Despite the excitement behind biomedical artificial intelligence (AI), access to high-quality, diverse, and large-scale data - the foundation for modern AI systems - is still a bottleneck to unlocking its full potential. To address this gap, we introduce Biomedica, an open-source dataset derived from the PubMed Central Open Access subset, containing over 6 million scientific articles and 24 million image-text pairs, along with 27 metadata fields (including expert human annotations). To overcome the challenges of accessing our large-scale dataset, we provide scalable streaming and search APIs through a web server, facilitating seamless integration with AI systems. We demonstrate the utility of the Biomedica dataset by building embedding models, chat-style models, and retrieval-augmented chat agents. Notably, all our AI models surpass previous open systems in their respective categories, underscoring the critical role of diverse, high-quality, and large-scale biomedical data.

Paper Structure

This paper contains 21 sections, 1 equation, 4 figures, 1 table.

Figures (4)

  • Figure 1: Overview of the BIOMEDICA dataset, tools for accessibility, and its applications. (A) Overlap of BIOMEDICA with the Landscape of Biomedical Research gonzalez2024landscape: The dataset comprises 6 million open-access articles, 24 million image-caption pairs, and 30 million in-line references, spanning diverse biomedical domains such as clinical radiology and pathology images, research microscopy, immunoassays, chemical structures, among other scientific images. (B) To facilitate AI model development and inference, we offer data streaming, filtering, and the BIOMEDICA Index. Streaming enables efficient training without the need for extensive local storage. Data filtering allows users to create domain-specific subsets of the data. The BIOMEDICA Index supports multi-modal retrieval-based applications. (C) The BIOMEDICA dataset enables diverse biomedical applications, including chat models, embedding models, and agentic systems.
  • Figure 2: Overview of the BIOMEDICA dataset statistics and annotations: (A) List of metadata fields provided in the dataset, along with their respective sources of provenance. (B) Summary statistics for the dataset's text tokens, characters, and image dimensions. Image statistics include width, height, and area in pixels. (C) Distribution of image annotations in the dataset.
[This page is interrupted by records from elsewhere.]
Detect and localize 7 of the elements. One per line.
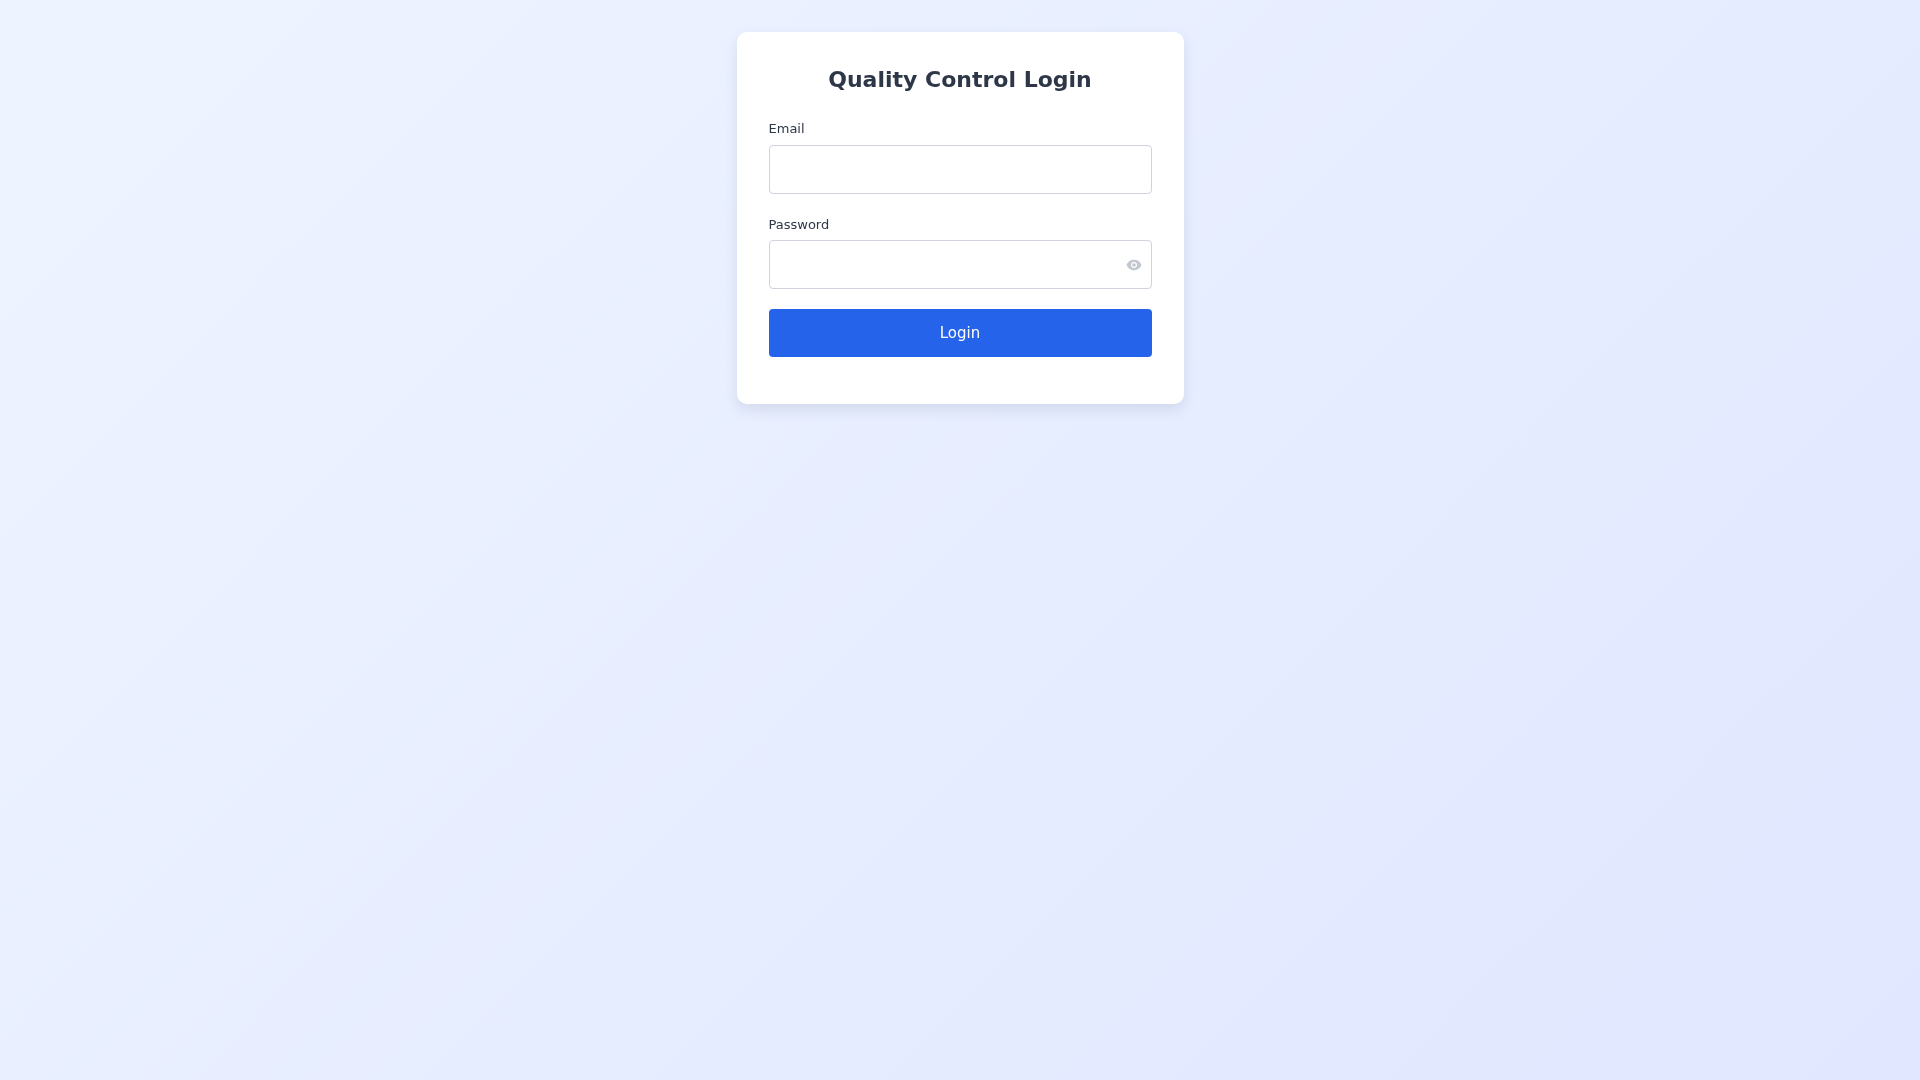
login-button[interactable]: Login [768,309,1152,357]
eye-icon[interactable] [1125,258,1142,271]
field-label: Password [768,215,830,234]
email-field[interactable] [768,144,1152,194]
field-label: Email [768,120,805,138]
password-field[interactable] [768,240,1152,289]
login-title: Quality Control Login [827,66,1093,94]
The word cloud on the left visualizes the most common concept labels assigned during annotation. The left pie chart shows the proportion of images categorized as single-panel or multi-panel. The right pie chart presents the distribution of global image classes, representing various biomedical categories.
  • Figure 3: BIOMEDICA enables state of the art performance across multiple applications. (A) Multimodal embedding model performance on biomedical image classification tasks. (B) Autoregressive model performance on biomedical VQA tasks (results for other previous models are obtained from zhang2023huatuogpt). (C) Autoregressive model performance on biomedical guidelines QA across four LLMs with and without retrieval augmentation using the BIOMEDICA Index.
  • Figure 4: Query time as a function of the number of words (tokens) in the BIOMEDICA index. The blue solid line represents the mean query time, while the shaded blue region indicates the standard error. The dashed gray line denotes the linear trend in query time as token count increases $(R=0.902)$.